Some say that the increases are merely due to better awareness and diagnosis of autism, or expanded diagnostic criteria. However, we would need solid proof of this claim in order to dismiss the possibility that something new, different and harmful is going on with our children—and such proof does not exist. Autism increases point to a role for the environment, since genes don’t change that fast.

But the question that Herbert leaves hanging is, might it be possible that our understanding, our knowledge, of autism in our culture might change so fast that we have only begun to realize this?
Unstrange Minds: Remapping the World of Autism
Herbert outlines a number of “major environmental changes” in Time to Get a Grip —but these changes have affected all of us, and not only autistic persons: “We are all polluted,” she writes. The notion of “better understanding of autism, better diagnosis, increased prevalence” cannot simply be dismissed as Herbert and Kirby so quickly suggest. The changes in the diagnostic criteria for autism are evident if one reads the various versions of the DSM and, even more, if one reads Roy Richard Grinker's account of how the diagnosis of autism (and of child psychiatric disorders) has evolved in Unstrange Minds: Remapping the World of Autism (forthcoming in February 2007).

Why are we so quick to dismiss the notion of how better understanding of autism within our culture can account for those “skyrocketing” autism rates? Why do we need to find “links” between autism and something else outside of us?

A thoughtful discussion of this issue would merit its own special issue of an autism journal. “Diagnosis,” after all, is from the classical Greek word diagignoskein, ” to discern, distinguish” (from dia, “through,” and gignoskein, “to know”).
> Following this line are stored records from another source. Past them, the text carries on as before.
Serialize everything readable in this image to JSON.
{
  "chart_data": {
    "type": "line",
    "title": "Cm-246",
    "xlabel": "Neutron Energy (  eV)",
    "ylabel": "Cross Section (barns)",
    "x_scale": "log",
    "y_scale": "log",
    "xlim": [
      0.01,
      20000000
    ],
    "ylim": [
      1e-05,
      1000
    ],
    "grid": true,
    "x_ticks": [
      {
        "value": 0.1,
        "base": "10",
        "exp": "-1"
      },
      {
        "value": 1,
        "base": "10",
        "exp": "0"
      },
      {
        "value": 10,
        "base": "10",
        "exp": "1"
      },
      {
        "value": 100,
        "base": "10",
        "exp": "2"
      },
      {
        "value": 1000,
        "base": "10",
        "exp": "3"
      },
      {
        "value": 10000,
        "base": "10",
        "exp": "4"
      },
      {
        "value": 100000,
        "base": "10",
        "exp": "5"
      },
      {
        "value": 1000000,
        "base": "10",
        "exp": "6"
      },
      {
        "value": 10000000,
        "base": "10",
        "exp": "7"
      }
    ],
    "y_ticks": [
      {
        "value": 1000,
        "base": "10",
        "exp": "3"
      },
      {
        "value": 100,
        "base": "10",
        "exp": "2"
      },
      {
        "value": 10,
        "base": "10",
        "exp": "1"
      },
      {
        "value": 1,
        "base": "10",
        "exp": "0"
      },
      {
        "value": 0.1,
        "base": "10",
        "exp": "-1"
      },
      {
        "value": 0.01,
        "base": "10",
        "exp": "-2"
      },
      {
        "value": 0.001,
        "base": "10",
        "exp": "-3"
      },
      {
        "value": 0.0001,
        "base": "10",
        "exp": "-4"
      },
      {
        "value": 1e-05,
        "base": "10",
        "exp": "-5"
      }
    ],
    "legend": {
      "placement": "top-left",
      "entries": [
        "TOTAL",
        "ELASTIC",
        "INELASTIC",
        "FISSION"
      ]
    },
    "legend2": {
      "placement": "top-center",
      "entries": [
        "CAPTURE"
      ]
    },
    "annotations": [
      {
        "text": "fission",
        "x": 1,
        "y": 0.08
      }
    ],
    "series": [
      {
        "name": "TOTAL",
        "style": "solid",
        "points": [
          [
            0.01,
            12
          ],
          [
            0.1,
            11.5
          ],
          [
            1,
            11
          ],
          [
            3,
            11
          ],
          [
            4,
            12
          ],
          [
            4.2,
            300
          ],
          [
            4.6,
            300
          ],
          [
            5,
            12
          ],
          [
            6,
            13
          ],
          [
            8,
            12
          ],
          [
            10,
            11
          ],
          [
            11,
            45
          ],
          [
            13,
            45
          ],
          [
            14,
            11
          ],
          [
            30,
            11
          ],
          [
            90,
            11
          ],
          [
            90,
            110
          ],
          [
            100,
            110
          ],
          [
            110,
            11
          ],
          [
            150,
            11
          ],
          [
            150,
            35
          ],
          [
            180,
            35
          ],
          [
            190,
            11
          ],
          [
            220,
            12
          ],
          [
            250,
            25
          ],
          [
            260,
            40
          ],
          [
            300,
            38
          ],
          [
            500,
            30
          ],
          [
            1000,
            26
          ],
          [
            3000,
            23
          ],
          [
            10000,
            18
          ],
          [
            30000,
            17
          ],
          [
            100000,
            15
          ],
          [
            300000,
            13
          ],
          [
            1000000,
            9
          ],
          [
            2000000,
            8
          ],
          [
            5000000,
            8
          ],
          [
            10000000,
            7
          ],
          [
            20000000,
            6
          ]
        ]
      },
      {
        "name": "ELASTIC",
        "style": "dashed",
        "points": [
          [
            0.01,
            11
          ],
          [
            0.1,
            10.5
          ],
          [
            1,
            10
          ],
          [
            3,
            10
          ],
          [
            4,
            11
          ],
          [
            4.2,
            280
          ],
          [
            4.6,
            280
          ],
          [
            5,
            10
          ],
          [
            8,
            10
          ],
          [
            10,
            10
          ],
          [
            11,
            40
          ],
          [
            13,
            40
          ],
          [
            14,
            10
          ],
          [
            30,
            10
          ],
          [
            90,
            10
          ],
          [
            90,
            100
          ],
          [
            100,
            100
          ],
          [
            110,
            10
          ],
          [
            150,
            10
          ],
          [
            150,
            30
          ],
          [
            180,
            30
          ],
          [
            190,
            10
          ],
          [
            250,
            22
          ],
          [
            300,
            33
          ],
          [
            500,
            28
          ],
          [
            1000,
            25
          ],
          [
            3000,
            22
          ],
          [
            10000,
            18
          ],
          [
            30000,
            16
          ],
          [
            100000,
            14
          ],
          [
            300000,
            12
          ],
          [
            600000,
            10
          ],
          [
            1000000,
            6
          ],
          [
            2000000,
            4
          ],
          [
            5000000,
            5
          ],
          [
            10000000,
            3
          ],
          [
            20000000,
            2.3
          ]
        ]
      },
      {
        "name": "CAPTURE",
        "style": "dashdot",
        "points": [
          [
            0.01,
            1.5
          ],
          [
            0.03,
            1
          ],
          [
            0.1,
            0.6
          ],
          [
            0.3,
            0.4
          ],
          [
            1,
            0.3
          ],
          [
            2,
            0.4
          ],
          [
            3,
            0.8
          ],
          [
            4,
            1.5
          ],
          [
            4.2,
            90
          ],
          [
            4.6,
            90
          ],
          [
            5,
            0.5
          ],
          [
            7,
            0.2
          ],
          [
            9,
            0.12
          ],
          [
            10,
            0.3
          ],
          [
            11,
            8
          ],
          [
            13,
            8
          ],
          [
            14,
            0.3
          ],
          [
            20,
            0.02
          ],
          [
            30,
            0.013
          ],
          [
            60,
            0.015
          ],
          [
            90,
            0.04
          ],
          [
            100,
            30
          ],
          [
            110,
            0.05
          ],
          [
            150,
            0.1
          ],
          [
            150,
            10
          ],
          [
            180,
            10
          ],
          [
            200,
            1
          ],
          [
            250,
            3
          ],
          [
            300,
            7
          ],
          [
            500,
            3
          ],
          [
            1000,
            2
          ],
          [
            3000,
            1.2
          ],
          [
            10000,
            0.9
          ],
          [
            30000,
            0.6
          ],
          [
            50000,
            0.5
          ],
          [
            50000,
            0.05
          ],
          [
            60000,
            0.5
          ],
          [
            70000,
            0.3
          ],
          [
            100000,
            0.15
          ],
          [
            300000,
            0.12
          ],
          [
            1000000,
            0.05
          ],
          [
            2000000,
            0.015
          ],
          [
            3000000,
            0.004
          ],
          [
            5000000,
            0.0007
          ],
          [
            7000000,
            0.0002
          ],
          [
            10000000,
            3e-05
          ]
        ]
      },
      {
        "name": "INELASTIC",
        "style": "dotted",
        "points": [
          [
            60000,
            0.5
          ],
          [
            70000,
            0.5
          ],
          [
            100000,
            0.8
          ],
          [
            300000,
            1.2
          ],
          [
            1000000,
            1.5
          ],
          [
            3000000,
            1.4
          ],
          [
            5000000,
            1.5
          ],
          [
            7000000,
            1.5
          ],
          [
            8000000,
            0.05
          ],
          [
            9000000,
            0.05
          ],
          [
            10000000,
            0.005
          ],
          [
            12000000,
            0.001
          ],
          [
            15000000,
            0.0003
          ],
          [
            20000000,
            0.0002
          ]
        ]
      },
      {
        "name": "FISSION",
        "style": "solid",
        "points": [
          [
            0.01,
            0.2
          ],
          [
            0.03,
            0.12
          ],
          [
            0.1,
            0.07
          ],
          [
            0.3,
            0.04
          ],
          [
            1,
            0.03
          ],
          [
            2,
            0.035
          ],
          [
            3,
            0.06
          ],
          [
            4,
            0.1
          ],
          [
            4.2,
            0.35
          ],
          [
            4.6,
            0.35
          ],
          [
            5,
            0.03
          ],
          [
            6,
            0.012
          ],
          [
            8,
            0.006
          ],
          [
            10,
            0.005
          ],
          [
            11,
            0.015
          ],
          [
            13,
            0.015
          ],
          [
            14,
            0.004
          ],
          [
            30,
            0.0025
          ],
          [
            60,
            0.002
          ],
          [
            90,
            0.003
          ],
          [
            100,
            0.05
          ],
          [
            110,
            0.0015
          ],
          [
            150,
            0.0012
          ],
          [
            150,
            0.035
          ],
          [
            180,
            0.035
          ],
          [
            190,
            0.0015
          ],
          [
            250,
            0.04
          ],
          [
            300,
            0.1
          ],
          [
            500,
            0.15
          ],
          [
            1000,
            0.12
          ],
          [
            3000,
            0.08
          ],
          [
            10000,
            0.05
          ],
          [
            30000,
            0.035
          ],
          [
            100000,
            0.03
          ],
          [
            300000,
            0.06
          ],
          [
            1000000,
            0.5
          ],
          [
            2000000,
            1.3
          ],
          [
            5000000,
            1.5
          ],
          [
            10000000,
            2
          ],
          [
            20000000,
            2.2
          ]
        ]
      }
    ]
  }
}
Perhaps it is that we need to wake up to the notion that we are better able to see what autism is now at the beginning of the 21st century, and this is to account for why there is a lot more of it. We live not, as Herbert ends Time to Get a Grip, “in this time of great challenge and danger,” but in a time of “broader shifts taking place in societies throughout the world” that are epistemological—about how we see and know the world—rather than environmental. From the Unstrange Minds website:

…….there is no evidence for an autism epidemic. Instead, the high rates of diagnosis today are instead evidence that scientists are finally, after all these years, counting cases correctly. And this is a good thing, not only for the US but for the world, including cultures that have only just begun to learn about autism.